La tierra cruje cada vez que damos un paso. Está seca y agrietada. Estamos en Ibarreta, una localidad del departamento Patiño, al sudeste de la provincia de Formosa. El verde lejano contrasta con el marrón oscuro. “Esto que está acá era un bosque”, dice Noemí Cruz, coordinadora de la campaña de Bosques de Greenpeace en Argentina. Todavía pueden verse los surcos que dejaron las máquinas que arrasaron con los árboles que había en pie. Avanzamos. El suelo, cubierto de ramas, raíces y polvo, suena como si estuviéramos caminando sobre huesos. “Se trata de un desmonte reciente. Se inició hace un mes y ya arrasó con más de 130 hectáreas. Este, aparentemente, era un Itín, por las hojas. Ese que está allá, que tiene cascaritas, era un Duraznillo. El de más atrás, un Mistol”, sigue Noemí, mientras señala a un lado y al otro. La imagen —desoladora— es solo un anticipo de lo que veremos minutos después, cuando avancemos algunos kilómetros sobre un camino de tierra, y encontremos una topadora en pleno desmonte.
La deforestación avanza
Infobae llegó a Formosa el martes 24 de junio, pocos días antes de las elecciones provinciales en las que Gildo Insfrán —en el poder desde 1995— obtuvo el 67% de los votos y fue reelecto como gobernador. El viaje lo realizamos junto a periodistas de otros medios, de la mano de Greenpeace, con el objetivo de recorrer la provincia, conocer la diversidad del ecosistema, el entramado cultural del territorio —donde viven comunidades indígenas de los pueblos wichí, qom, pilagá y nivaĉlé y familias campesinas— y documentar algunas de las amenazas que enfrenta, entre ellas, el avance del desmonte.

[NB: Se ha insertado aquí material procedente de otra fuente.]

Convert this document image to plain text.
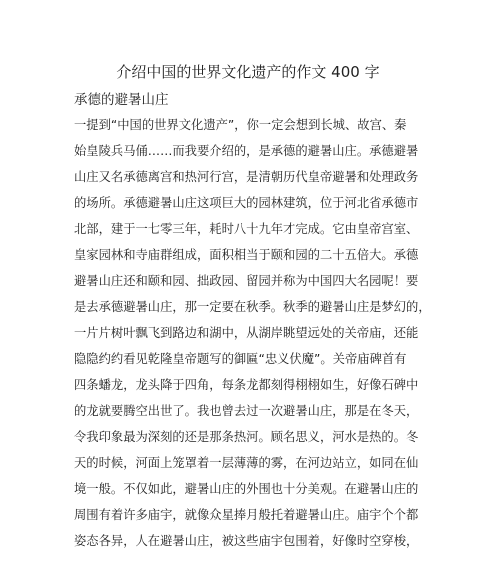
介绍中国的世界文化遗产的作文 400 字
承德的避暑山庄
一提到“中国的世界文化遗产”，你一定会想到长城、故宫、秦
始皇陵兵马俑……而我要介绍的，是承德的避暑山庄。承德避暑
山庄又名承德离宫和热河行宫，是清朝历代皇帝避暑和处理政务
的场所。承德避暑山庄这项巨大的园林建筑，位于河北省承德市
北部，建于一七零三年，耗时八十九年才完成。它由皇帝宫室、
皇家园林和寺庙群组成，面积相当于颐和园的二十五倍大。承德
避暑山庄还和颐和园、拙政园、留园并称为中国四大名园呢！要
是去承德避暑山庄，那一定要在秋季。秋季的避暑山庄是梦幻的，
一片片树叶飘飞到路边和湖中，从湖岸眺望远处的关帝庙，还能
隐隐约约看见乾隆皇帝题写的御匾“忠义伏魔”。关帝庙碑首有
四条蟠龙，龙头降于四角，每条龙都刻得栩栩如生，好像石碑中
的龙就要腾空出世了。我也曾去过一次避暑山庄，那是在冬天，
令我印象最为深刻的还是那条热河。顾名思义，河水是热的。冬
天的时候，河面上笼罩着一层薄薄的雾，在河边站立，如同在仙
境一般。不仅如此，避暑山庄的外围也十分美观。在避暑山庄的
周围有着许多庙宇，就像众星捧月般托着避暑山庄。庙宇个个都
姿态各异，人在避暑山庄，被这些庙宇包围着，好像时空穿梭，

“Desde que se sancionó la Ley Nacional de Bosques en 2007, hasta el día de hoy, Formosa cuadruplicó la superficie de desmontes. Es una de las provincias que se disputa el podio de las desmontadoras con Chaco y Santiago del Estero”, nos explica Noemí.

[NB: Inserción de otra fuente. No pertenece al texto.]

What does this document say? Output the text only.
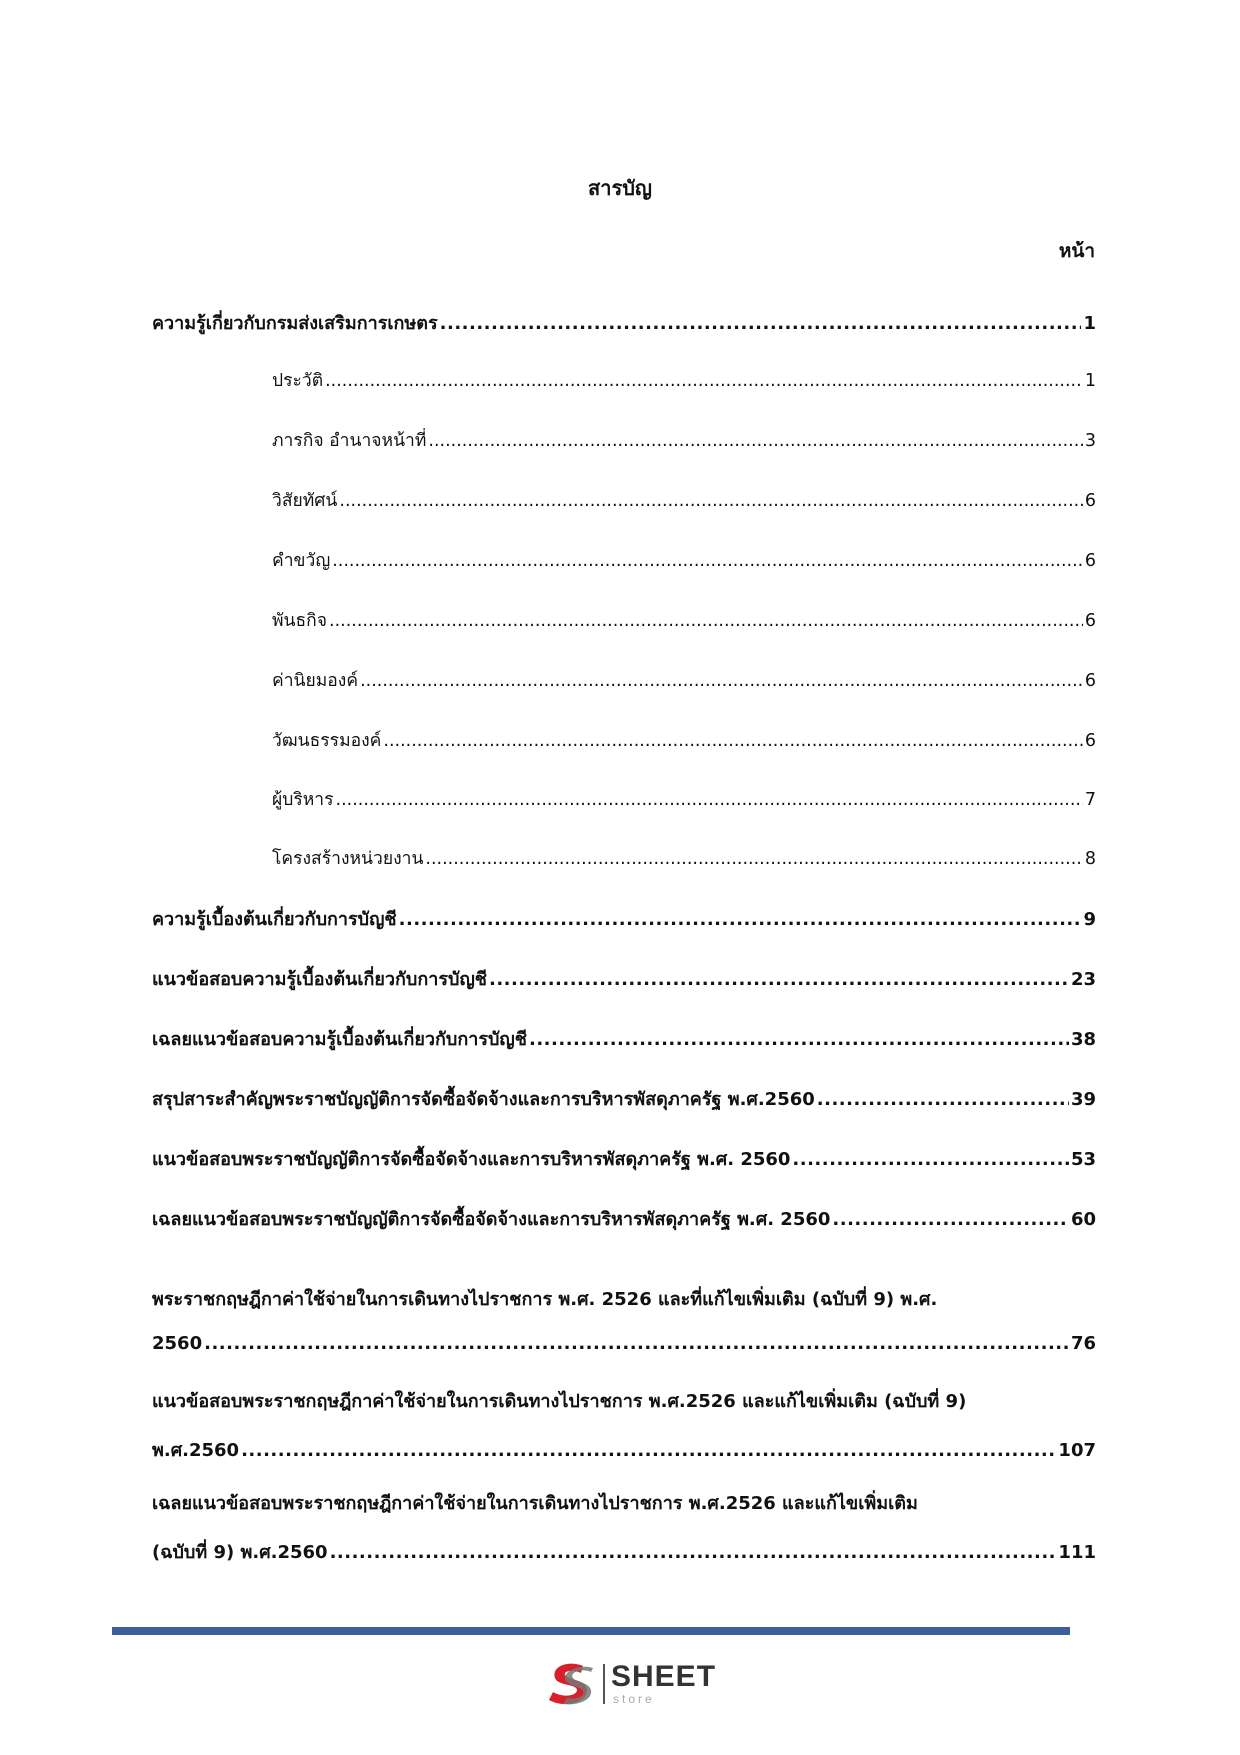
สารบัญ
หน้า
ความรู้เกี่ยวกับกรมส่งเสริมการเกษตร .....	1
ประวัติ .....	1
ภารกิจ อำนาจหน้าที่ .....	3
วิสัยทัศน์ .....	6
คำขวัญ .....	6
พันธกิจ .....	6
ค่านิยมองค์ .....	6
วัฒนธรรมองค์ .....	6
ผู้บริหาร .....	7
โครงสร้างหน่วยงาน .....	8
ความรู้เบื้องต้นเกี่ยวกับการบัญชี .....	9
แนวข้อสอบความรู้เบื้องต้นเกี่ยวกับการบัญชี .....	23
เฉลยแนวข้อสอบความรู้เบื้องต้นเกี่ยวกับการบัญชี .....	38
สรุปสาระสำคัญพระราชบัญญัติการจัดซื้อจัดจ้างและการบริหารพัสดุภาครัฐ พ.ศ.2560 .....	39
แนวข้อสอบพระราชบัญญัติการจัดซื้อจัดจ้างและการบริหารพัสดุภาครัฐ พ.ศ. 2560 .....	53
เฉลยแนวข้อสอบพระราชบัญญัติการจัดซื้อจัดจ้างและการบริหารพัสดุภาครัฐ พ.ศ. 2560 .....	60
พระราชกฤษฎีกาค่าใช้จ่ายในการเดินทางไปราชการ พ.ศ. 2526 และที่แก้ไขเพิ่มเติม (ฉบับที่ 9) พ.ศ.
2560 .....	76
แนวข้อสอบพระราชกฤษฎีกาค่าใช้จ่ายในการเดินทางไปราชการ พ.ศ.2526 และแก้ไขเพิ่มเติม (ฉบับที่ 9)
พ.ศ.2560 .....	107
เฉลยแนวข้อสอบพระราชกฤษฎีกาค่าใช้จ่ายในการเดินทางไปราชการ พ.ศ.2526 และแก้ไขเพิ่มเติม
(ฉบับที่ 9) พ.ศ.2560 .....	111
SHEET
store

A pesar de la normativa vigente, Argentina se encuentra en emergencia forestal. Según datos oficiales, entre 1998 y 2023, la pérdida de bosques nativos en el país fue de cerca de 7 millones de hectáreas, una superficie similar a la de Escocia. Las principales causas son: el avance de la frontera agropecuaria (ganadería y soja que en gran medida se exportan a Asia y Europa) y los incendios forestales.

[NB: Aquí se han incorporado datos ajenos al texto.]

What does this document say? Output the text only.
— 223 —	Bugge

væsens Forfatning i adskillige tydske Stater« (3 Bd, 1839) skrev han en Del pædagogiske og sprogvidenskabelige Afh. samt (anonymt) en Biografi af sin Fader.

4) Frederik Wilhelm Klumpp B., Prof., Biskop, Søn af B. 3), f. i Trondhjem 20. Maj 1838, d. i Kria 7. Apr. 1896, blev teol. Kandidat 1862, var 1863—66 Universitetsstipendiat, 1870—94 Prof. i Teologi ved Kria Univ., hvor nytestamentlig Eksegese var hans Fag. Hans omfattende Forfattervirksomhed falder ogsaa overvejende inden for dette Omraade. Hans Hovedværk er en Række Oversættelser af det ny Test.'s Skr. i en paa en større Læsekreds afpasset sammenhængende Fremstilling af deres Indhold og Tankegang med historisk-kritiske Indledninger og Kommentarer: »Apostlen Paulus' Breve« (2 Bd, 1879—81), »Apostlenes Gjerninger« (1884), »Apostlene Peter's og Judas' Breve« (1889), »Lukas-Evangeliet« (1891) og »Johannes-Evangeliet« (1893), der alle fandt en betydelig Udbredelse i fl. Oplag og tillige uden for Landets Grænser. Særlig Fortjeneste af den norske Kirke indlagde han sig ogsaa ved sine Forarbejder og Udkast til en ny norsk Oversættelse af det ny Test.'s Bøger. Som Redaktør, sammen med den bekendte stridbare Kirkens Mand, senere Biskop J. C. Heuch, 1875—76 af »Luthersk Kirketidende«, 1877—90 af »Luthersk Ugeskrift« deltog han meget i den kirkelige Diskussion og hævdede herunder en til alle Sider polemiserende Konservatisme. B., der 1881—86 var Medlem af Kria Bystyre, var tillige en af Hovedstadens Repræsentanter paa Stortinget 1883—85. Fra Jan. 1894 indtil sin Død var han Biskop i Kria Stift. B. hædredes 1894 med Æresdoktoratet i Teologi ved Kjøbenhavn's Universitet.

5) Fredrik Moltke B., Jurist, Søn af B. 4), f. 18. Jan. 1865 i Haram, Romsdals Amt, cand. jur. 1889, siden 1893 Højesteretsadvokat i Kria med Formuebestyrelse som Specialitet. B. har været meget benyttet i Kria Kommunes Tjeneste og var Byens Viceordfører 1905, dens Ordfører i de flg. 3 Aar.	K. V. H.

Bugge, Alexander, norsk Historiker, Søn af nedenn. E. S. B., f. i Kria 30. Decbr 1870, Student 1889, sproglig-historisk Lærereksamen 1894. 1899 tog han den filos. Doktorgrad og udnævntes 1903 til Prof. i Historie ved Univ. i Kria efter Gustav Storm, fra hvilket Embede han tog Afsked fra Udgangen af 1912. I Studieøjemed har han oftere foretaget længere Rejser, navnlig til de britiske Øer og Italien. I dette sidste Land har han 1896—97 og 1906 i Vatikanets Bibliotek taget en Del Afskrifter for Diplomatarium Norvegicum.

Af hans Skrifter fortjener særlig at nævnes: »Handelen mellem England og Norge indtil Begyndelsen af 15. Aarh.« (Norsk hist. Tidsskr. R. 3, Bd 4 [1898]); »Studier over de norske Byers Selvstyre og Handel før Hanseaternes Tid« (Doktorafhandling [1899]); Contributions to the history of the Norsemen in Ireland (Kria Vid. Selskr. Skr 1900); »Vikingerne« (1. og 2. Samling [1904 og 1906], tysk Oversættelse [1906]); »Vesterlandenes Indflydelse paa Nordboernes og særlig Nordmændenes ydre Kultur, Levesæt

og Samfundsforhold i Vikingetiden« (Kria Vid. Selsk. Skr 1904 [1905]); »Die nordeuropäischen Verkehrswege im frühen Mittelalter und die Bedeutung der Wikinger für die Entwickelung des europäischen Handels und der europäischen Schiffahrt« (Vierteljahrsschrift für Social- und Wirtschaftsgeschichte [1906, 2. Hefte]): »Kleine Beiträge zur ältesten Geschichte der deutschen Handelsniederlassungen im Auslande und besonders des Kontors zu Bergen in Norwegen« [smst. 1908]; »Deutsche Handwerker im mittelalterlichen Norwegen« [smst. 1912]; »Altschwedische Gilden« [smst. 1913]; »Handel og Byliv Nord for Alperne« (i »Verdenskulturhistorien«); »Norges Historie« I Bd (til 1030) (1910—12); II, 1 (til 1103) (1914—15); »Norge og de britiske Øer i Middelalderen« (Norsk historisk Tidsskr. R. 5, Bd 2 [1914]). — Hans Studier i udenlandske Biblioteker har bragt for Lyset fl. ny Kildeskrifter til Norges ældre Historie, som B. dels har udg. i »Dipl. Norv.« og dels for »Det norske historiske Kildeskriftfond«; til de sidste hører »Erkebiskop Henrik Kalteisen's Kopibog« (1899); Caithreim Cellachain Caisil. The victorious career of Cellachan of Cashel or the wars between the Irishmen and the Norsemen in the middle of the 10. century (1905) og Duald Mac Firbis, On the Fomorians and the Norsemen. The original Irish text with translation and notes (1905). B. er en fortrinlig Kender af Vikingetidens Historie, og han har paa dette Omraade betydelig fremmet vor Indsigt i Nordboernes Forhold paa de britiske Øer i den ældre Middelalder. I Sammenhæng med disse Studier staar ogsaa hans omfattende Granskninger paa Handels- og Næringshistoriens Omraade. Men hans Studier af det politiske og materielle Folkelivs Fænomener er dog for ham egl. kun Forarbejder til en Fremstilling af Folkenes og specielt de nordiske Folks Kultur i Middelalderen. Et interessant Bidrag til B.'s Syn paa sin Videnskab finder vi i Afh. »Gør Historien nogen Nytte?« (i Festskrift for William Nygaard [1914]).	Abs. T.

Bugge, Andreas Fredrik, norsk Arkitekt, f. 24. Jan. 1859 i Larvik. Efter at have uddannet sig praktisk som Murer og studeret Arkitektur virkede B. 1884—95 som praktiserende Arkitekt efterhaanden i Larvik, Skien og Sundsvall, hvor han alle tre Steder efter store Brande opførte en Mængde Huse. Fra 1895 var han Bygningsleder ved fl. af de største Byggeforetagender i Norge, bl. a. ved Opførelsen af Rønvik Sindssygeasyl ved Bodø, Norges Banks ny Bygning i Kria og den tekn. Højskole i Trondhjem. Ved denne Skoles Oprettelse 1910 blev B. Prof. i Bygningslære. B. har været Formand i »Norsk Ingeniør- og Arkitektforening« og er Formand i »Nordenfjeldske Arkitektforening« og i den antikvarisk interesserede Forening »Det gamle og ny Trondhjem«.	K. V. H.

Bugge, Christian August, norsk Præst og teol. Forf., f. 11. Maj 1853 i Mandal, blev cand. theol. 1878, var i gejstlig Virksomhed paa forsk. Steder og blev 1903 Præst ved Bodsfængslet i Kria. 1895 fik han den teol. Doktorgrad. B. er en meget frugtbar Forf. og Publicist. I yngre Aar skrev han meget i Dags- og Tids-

¿Cuál es la situación en Formosa?
Formosa —que en latín significa “hermosa”— forma parte del Gran Chaco Americano, un extenso territorio boscoso que se extiende por el norte de Argentina, el oeste de Paraguay, el sudeste de Bolivia y una franja del sur brasileño. Se lo considera el segundo ecosistema forestal más grande de Sudamérica, después del Amazonas.
En el oeste de la provincia, conocido como el Impenetrable Formoseño, se conservan tres millones de hectáreas de bosques nativos en muy buen estado. Allí también se ubica el Bañado La Estrella, el segundo humedal más grande de Argentina, después de los Esteros del Iberá. Es una región de altísimo valor ecológico, donde habitan especies en peligro como el yaguareté, el tatú carreta, el tapir, el pecarí quimilero y el oso hormiguero, que dependen del monte para sobrevivir.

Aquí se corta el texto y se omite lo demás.